Table 5 shows that the numbers giving proportion of paraplegia versus tetraplegia have changed compared to older studies. Literature data show that two-thirds of SCI patients are paraplegic, and one-third is tetraplegic whereas in older studies, the proportion of paraplegics used to be up to 90%. A very high percentage of tetraplegics was found in the study from the Netherlands (57%).18 A demographic study by Jackson et al38 reports a tetraplegia percentage of 54.1% in the United States. Before 30 years, 40% of SCI patients had a complete lesion. Recent studies show an increase in complete SCI to 50%.

Except for Portugal and Taiwan, the mean age of patients sustaining their injury at is in their early thirties. This was also reported as such in older studies. The NSCISC fact sheet states that from 1973 to 1979, the average age at injury was 28.7 years and that it has risen to 37.6 years in 2000.29

The sex distribution (men/women) of SCI in recent studies is 3.8/1, where it used to be 4.8/1. Men seem to be still more at risk for SCI; however, women do seem to catch up slowly.

We can conclude that most patients with SCI are young men, in the beginning of their thirties, more likely paraplegic, complete or incomplete. This has severe socio-economic consequences. Most of these men will be working to support their family. With a SCI, they will have to rely on help from the health care system, and on the social security system; some of them for the rest of their lives. Others will have to switch jobs, with or without additional training. It is a big change in their own lives, but as they are at the mean productive age, it also influences the economic and social structure of the society they live in.

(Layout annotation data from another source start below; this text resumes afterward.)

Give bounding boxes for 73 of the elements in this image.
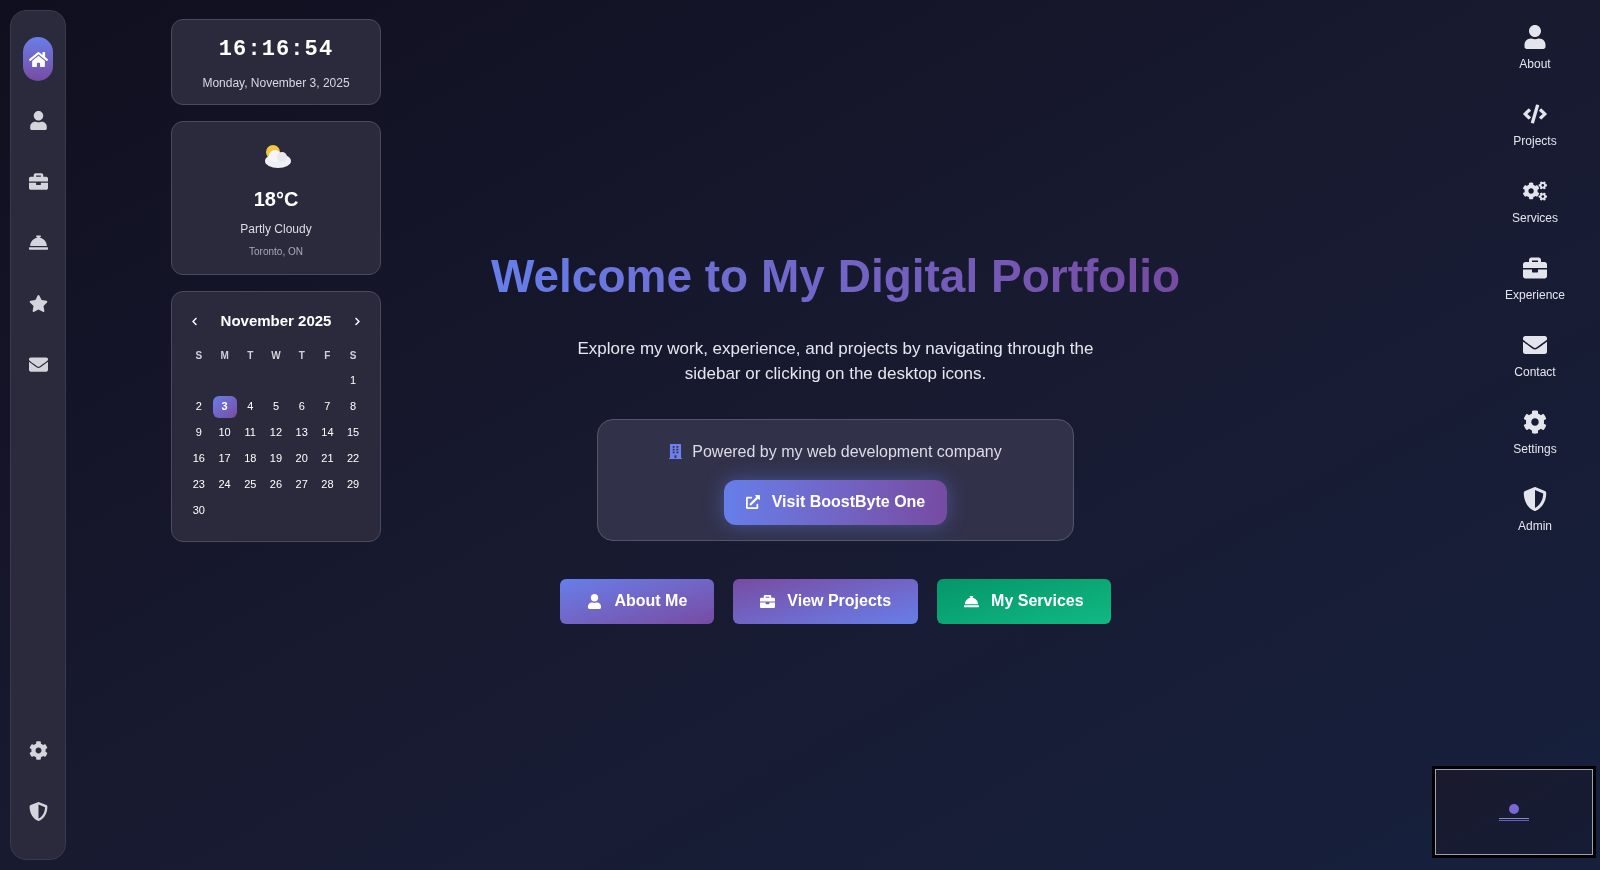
calendar-day[interactable]: 25 xyxy=(238,473,263,496)
calendar-day[interactable]: 3 xyxy=(212,395,237,418)
weekday-label: S xyxy=(194,348,204,363)
envelope-icon xyxy=(1523,333,1547,357)
building-icon xyxy=(669,444,683,459)
calendar-day[interactable]: 4 xyxy=(238,395,263,418)
calendar-day[interactable]: 17 xyxy=(212,447,237,470)
calendar-day[interactable]: 10 xyxy=(212,421,237,444)
calendar-day[interactable]: 24 xyxy=(212,473,237,496)
calendar-day[interactable]: 5 xyxy=(264,395,288,418)
calendar-day[interactable]: 11 xyxy=(238,421,263,444)
briefcase-icon xyxy=(28,171,48,191)
settings-icon xyxy=(28,740,48,760)
temperature: 18°C xyxy=(253,187,299,212)
user-icon xyxy=(587,593,603,609)
briefcase-icon xyxy=(1523,256,1547,280)
service-bell-icon xyxy=(964,593,980,609)
weekday-label: F xyxy=(323,348,332,363)
user-icon xyxy=(28,110,48,130)
service-bell-icon xyxy=(28,232,48,252)
weekday-label: S xyxy=(348,348,358,363)
code-icon xyxy=(1523,102,1547,126)
calendar-day[interactable]: 28 xyxy=(315,473,340,496)
calendar-day[interactable]: 29 xyxy=(341,473,366,496)
weekday-label: W xyxy=(270,348,282,363)
previous-month-button[interactable] xyxy=(190,316,199,326)
hero-subtitle: Explore my work, experience, and projects by navigating through the sidebar or clicking on the desktop icons. xyxy=(576,337,1095,385)
loading-spinner-icon xyxy=(1509,803,1519,814)
shield-icon xyxy=(1523,487,1547,511)
calendar-day[interactable]: 8 xyxy=(341,395,366,418)
visit-company-button[interactable]: Visit BoostByte One xyxy=(723,479,948,525)
user-icon xyxy=(1523,25,1547,49)
hero-button[interactable]: View Projects xyxy=(733,578,919,624)
company-text: Powered by my web development company xyxy=(692,441,1002,462)
shield-icon xyxy=(28,801,48,821)
clock-time: 16:16:54 xyxy=(218,35,334,64)
calendar-day[interactable]: 13 xyxy=(289,421,314,444)
star-icon xyxy=(28,293,48,313)
calendar-day[interactable]: 21 xyxy=(315,447,340,470)
calendar-day[interactable]: 27 xyxy=(289,473,314,496)
envelope-icon xyxy=(28,354,48,374)
weekday-label: T xyxy=(246,348,255,363)
hero-button[interactable]: About Me xyxy=(560,578,715,624)
calendar-day[interactable]: 2 xyxy=(186,395,211,418)
home-icon xyxy=(28,49,48,69)
calendar-day[interactable]: 1 xyxy=(341,369,366,392)
calendar-day[interactable]: 6 xyxy=(289,395,314,418)
calendar-day[interactable]: 12 xyxy=(264,421,288,444)
weekday-label: T xyxy=(297,348,306,363)
calendar-day[interactable]: 16 xyxy=(186,447,211,470)
calendar-day[interactable]: 22 xyxy=(341,447,366,470)
calendar-day[interactable]: 30 xyxy=(186,499,211,522)
calendar-month: November 2025 xyxy=(220,311,332,331)
settings-icon xyxy=(1523,410,1547,434)
calendar-day[interactable]: 15 xyxy=(341,421,366,444)
external-link-icon xyxy=(745,495,760,509)
weather-condition: Partly Cloudy xyxy=(240,221,312,238)
briefcase-icon xyxy=(760,593,776,609)
weather-location: Toronto, ON xyxy=(249,245,303,259)
calendar-day[interactable]: 19 xyxy=(264,447,288,470)
calendar-day[interactable]: 9 xyxy=(186,421,211,444)
calendar-day[interactable]: 20 xyxy=(289,447,314,470)
sidebar-button[interactable] xyxy=(23,37,53,81)
weekday-label: M xyxy=(219,348,230,363)
next-month-button[interactable] xyxy=(353,316,362,326)
calendar-day[interactable]: 26 xyxy=(264,473,288,496)
calendar-day[interactable]: 14 xyxy=(315,421,340,444)
calendar-day[interactable]: 7 xyxy=(315,395,340,418)
clock-date: Monday, November 3, 2025 xyxy=(202,74,350,92)
gears-icon xyxy=(1523,179,1547,203)
calendar-day[interactable]: 23 xyxy=(186,473,211,496)
progress-line-icon xyxy=(1499,817,1529,821)
calendar-day[interactable]: 18 xyxy=(238,447,263,470)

The increase in percentage of tetraplegics and the increase in percentage of complete lesions is noted in all the available studies. As we reported before, these two factors might, together with older age at injury, have a negative influence on survival time. Tetraplegic patients require more care and have great difficulties converting to another job. From this point of view, one can only hope that their percentage as well as the total SCI incidence does not increase more. An Australian study predicted that population growth and aging, and increasing rates of SCI in the elderly will have profound effects on the expected number of SCI patients and their case mix. It predicted a 143% increase in the number of cases of incomplete tetraplegia, from 88 cases per annum in 1997 to 214 cases per annum in 2021.39 Why such evolution occurs, and how it can be prevented eventually, need to be studied further.


This survey shows the need for improved registration of SCI and the need for publication of the findings in many parts of the world. It pleads for uniformity in methodology, as well in the gathering of information as in the publication of the data, in order to make definite conclusions possible. The studies available show that incidence and prevalence have not changed substantially over the past 30 years, although the incidence of SCI in both Northern America and Europe has risen whereas prevalence remained more or less the same. Epidemiology of SCI has also changed during the last decades: a higher percentage of patients with SCI are tetraplegic and a higher percentage of patients with SCI have a complete lesion. Why such evolution occurred, and how it can be prevented, need to be studied.